女子,也就是武安伯府的嫡次女梁婉茹暗歎一口氣,她這個表姐,母親是武安伯府上一輩唯一的女兒,雖說是庶女,但生母早逝,自小在伯夫人身邊養大,跟嫡女也不差什麼了,出嫁之前也在族譜上被記在了伯夫人名下,父親是寧平侯府嫡次子,世子還未襲爵,侯府自然還未分家,上麵做主的依然是侯夫人楊氏。

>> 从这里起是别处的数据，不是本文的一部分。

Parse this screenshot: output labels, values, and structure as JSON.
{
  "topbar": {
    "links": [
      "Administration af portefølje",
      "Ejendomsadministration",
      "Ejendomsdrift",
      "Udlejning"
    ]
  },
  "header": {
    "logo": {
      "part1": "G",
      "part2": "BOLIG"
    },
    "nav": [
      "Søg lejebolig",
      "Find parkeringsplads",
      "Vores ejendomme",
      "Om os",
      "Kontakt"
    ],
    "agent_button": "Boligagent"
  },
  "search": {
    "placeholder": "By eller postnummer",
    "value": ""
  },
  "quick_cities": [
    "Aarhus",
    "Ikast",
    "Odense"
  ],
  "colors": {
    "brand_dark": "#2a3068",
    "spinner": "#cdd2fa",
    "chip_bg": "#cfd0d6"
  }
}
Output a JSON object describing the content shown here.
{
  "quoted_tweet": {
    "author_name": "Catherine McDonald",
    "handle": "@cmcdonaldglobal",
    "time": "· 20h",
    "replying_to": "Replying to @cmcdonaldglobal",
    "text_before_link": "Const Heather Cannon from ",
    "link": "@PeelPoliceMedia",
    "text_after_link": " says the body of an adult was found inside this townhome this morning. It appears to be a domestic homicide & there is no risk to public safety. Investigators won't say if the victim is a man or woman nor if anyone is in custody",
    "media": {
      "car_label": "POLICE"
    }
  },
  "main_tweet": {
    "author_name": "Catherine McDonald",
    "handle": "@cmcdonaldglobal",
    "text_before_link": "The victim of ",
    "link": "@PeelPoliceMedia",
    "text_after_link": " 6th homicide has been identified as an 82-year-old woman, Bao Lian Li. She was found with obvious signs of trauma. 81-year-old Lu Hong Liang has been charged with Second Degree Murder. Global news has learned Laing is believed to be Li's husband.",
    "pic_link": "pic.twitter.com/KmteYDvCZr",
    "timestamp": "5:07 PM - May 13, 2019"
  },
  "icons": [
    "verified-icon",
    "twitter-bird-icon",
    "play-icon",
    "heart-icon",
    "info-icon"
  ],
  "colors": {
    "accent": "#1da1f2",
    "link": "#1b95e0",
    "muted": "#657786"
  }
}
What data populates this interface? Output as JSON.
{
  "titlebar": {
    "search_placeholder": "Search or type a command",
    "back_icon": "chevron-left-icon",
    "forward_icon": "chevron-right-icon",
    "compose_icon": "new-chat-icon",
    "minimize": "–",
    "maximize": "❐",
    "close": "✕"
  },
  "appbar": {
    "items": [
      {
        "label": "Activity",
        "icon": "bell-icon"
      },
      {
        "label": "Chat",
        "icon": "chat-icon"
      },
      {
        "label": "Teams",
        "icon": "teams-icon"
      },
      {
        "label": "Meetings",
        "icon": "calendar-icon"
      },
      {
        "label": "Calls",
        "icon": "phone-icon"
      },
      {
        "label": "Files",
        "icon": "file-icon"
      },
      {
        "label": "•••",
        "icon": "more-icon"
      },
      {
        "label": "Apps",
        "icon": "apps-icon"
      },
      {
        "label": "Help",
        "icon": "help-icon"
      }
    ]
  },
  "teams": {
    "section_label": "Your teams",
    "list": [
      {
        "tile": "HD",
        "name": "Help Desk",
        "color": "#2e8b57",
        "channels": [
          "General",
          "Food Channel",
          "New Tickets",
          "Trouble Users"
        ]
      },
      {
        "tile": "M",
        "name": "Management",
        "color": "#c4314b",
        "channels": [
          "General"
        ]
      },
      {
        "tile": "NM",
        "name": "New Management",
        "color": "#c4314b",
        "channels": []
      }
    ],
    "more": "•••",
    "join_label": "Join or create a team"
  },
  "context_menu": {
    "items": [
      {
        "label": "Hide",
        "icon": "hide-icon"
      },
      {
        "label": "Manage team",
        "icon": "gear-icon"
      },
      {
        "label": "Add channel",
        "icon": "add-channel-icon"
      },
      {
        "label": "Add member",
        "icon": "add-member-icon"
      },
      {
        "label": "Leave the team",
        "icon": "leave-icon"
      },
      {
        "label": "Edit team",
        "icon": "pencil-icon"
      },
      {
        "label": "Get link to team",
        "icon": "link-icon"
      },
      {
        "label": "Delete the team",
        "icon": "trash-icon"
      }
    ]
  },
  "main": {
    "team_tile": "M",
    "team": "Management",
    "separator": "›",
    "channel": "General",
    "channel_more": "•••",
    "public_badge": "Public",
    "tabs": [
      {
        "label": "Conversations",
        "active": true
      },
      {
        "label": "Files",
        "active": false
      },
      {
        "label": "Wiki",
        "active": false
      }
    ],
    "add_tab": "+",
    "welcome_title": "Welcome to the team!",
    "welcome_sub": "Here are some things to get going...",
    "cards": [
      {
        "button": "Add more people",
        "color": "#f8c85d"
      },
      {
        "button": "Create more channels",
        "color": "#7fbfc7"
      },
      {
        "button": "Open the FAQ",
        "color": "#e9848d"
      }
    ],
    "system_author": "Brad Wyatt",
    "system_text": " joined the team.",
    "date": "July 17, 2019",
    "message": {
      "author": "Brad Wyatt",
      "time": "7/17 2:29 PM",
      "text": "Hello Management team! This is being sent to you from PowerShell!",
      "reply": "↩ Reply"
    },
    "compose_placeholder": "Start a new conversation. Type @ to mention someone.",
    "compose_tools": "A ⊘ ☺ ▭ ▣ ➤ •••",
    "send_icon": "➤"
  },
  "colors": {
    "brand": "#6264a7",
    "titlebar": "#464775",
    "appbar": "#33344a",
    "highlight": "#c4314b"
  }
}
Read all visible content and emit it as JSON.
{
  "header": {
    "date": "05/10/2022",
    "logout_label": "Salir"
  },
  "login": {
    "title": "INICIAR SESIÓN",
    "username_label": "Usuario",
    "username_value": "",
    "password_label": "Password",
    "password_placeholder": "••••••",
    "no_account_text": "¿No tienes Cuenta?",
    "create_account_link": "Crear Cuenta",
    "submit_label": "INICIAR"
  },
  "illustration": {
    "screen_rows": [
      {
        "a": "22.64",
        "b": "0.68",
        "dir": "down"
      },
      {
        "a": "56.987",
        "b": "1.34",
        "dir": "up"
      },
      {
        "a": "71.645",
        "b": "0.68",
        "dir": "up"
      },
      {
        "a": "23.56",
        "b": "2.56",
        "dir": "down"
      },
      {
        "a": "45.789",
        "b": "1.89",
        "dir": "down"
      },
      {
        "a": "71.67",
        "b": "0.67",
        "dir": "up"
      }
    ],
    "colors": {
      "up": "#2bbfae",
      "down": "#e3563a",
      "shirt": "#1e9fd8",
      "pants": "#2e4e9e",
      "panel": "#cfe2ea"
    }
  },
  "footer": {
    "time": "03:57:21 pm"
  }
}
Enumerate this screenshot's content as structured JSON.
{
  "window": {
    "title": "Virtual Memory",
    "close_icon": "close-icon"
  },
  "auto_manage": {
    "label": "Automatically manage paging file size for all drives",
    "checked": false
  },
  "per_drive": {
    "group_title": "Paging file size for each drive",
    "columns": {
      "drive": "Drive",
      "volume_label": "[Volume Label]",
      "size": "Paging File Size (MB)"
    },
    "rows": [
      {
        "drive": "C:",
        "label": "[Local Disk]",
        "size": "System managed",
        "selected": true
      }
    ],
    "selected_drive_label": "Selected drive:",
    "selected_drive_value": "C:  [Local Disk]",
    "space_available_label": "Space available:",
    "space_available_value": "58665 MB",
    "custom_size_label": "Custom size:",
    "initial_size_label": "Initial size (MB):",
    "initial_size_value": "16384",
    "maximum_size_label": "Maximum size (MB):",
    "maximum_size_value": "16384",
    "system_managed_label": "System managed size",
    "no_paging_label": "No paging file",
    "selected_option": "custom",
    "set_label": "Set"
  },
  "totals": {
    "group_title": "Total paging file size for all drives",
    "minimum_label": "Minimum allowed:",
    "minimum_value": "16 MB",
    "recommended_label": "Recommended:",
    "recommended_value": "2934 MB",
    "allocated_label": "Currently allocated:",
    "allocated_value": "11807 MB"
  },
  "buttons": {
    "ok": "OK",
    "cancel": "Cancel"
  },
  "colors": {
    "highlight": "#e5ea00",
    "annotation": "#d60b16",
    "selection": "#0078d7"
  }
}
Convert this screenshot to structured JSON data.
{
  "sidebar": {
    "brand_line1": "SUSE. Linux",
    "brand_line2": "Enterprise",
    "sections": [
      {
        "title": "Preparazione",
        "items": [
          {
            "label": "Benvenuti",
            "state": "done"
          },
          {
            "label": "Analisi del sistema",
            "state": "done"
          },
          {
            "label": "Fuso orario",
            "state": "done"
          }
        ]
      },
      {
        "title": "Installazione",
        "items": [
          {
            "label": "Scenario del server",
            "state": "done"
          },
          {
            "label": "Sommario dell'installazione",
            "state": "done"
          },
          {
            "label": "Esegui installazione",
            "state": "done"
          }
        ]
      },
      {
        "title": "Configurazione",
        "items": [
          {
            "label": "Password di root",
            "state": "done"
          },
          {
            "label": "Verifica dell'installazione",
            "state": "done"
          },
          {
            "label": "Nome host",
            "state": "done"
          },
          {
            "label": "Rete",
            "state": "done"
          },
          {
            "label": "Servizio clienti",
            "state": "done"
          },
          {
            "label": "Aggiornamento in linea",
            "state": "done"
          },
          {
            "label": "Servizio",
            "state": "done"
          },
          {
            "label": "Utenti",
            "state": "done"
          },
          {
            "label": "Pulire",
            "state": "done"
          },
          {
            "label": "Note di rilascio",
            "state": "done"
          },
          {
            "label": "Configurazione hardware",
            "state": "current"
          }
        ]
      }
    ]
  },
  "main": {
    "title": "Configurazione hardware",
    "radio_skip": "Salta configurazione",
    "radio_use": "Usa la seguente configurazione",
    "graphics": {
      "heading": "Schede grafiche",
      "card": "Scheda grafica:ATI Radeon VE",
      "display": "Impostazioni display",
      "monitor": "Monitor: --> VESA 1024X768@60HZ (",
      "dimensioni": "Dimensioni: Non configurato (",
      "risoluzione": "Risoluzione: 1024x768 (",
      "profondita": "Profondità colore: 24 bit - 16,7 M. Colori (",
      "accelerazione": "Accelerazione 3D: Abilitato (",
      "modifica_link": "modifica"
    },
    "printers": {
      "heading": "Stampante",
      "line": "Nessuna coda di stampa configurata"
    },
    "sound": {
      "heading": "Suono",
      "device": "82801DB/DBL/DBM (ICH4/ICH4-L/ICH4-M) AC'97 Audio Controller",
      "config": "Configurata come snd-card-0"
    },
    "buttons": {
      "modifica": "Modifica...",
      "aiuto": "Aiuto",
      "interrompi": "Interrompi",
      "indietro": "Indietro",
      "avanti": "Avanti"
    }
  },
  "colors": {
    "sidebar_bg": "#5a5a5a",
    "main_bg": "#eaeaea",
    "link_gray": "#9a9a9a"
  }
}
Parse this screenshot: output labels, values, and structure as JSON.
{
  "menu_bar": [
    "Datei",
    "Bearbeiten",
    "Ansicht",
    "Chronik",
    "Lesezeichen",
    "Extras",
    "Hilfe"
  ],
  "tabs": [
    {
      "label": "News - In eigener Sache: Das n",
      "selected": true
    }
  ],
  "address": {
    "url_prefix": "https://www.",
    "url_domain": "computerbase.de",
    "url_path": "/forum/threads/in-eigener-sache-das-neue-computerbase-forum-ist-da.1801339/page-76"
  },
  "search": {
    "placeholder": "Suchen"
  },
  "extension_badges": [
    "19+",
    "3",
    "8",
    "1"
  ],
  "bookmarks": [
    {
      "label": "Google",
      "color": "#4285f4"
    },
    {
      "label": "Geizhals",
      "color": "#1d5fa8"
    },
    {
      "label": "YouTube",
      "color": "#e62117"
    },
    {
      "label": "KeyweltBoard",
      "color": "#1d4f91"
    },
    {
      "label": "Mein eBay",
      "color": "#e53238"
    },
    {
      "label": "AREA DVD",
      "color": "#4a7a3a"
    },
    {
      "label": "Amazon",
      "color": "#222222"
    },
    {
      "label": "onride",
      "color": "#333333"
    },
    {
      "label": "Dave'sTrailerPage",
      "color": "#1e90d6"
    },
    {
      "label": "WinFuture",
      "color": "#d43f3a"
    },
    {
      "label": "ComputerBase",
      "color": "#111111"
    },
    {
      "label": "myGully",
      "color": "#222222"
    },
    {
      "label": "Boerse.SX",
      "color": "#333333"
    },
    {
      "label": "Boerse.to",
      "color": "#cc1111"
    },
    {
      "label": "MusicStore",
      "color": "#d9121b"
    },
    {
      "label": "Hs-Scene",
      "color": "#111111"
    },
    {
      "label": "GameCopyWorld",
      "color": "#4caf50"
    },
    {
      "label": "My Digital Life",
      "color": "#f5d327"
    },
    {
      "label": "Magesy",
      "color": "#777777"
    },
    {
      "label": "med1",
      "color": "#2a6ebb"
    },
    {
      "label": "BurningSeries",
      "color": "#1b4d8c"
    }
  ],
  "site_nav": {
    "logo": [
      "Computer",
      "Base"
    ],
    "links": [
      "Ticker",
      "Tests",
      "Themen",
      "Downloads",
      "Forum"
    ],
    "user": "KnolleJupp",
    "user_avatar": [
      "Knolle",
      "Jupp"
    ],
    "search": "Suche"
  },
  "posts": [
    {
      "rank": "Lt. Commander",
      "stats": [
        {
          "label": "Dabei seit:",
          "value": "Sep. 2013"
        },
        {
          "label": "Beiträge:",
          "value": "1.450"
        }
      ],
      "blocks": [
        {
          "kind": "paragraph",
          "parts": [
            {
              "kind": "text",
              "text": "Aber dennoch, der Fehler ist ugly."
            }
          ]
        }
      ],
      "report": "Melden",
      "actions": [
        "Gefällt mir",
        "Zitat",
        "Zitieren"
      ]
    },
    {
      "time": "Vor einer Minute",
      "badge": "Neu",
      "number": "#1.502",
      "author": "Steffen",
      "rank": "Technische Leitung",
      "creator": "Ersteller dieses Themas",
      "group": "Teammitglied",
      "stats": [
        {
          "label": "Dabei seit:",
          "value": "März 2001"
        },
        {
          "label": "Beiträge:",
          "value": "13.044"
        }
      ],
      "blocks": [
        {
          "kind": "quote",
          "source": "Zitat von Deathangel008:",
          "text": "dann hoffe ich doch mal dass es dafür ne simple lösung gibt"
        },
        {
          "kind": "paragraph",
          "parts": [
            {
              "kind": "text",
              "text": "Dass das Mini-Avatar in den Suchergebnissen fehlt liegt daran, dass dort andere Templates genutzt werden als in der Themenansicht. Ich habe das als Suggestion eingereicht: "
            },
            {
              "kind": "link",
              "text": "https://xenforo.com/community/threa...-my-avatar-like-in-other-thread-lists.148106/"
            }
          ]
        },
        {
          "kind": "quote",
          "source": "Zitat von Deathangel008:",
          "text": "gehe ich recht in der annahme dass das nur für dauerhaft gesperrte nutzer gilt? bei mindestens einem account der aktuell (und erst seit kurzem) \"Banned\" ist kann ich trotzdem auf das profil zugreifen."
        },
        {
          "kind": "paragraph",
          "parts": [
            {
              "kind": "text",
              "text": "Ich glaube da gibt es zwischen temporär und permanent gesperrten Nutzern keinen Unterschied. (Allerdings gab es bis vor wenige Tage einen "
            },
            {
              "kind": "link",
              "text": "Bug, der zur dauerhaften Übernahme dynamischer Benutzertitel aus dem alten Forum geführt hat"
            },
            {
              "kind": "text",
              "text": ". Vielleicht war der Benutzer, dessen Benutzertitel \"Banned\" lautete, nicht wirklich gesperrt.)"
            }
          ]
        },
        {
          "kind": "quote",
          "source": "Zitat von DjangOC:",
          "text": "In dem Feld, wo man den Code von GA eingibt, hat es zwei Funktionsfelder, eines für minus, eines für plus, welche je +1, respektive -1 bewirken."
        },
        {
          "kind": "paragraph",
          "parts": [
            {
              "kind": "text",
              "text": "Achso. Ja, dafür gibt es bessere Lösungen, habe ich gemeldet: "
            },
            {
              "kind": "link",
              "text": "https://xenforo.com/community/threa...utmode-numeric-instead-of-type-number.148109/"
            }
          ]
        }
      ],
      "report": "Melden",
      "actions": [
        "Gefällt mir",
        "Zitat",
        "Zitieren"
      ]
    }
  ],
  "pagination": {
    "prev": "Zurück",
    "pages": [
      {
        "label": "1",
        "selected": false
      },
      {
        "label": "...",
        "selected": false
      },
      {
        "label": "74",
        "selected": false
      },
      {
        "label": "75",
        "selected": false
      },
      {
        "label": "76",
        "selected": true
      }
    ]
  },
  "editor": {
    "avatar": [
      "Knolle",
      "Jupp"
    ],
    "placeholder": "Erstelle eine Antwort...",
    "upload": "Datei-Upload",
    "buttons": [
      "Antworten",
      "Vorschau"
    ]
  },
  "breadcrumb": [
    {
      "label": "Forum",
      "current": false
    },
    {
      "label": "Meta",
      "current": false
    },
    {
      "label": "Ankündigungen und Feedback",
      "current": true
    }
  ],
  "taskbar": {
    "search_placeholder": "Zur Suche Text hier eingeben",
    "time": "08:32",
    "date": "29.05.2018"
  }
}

因此,表姐陳婧姝可以說是自小嬌慣著長大的,及笄之前便說定了同禮部尚書嫡長子的親事,結果前不久對方卻突然悔婚,強扭的瓜不甜,兩家退了親事,陳婧姝整日鬱鬱,她正是被姑母喊來陪表姐散心的。
梁婉茹暗自呸了一聲,什麼八字不合,分明是攀上了明惠郡主的高枝,還找什麼借口,那人不過憑著一副好皮囊罷了,這次會試最好彆考中,看他們兩家的親事還怎麼繼續,要她說,生得好有什麼用,方才那名男子論起相貌也是一點都不弱呢。
先不說梁婉茹怎麼去想方設法逗陳婧姝一展笑顏,這廂,回到家中,沈文暉把買來的東西分給家人。
沈老太太嗔怪道“我還當你這孩子要買什麼呢,給你爹娘和妹妹買也就算了,我和你爺爺半截身子都入了土了,還打扮收拾浪費東西做什麼。”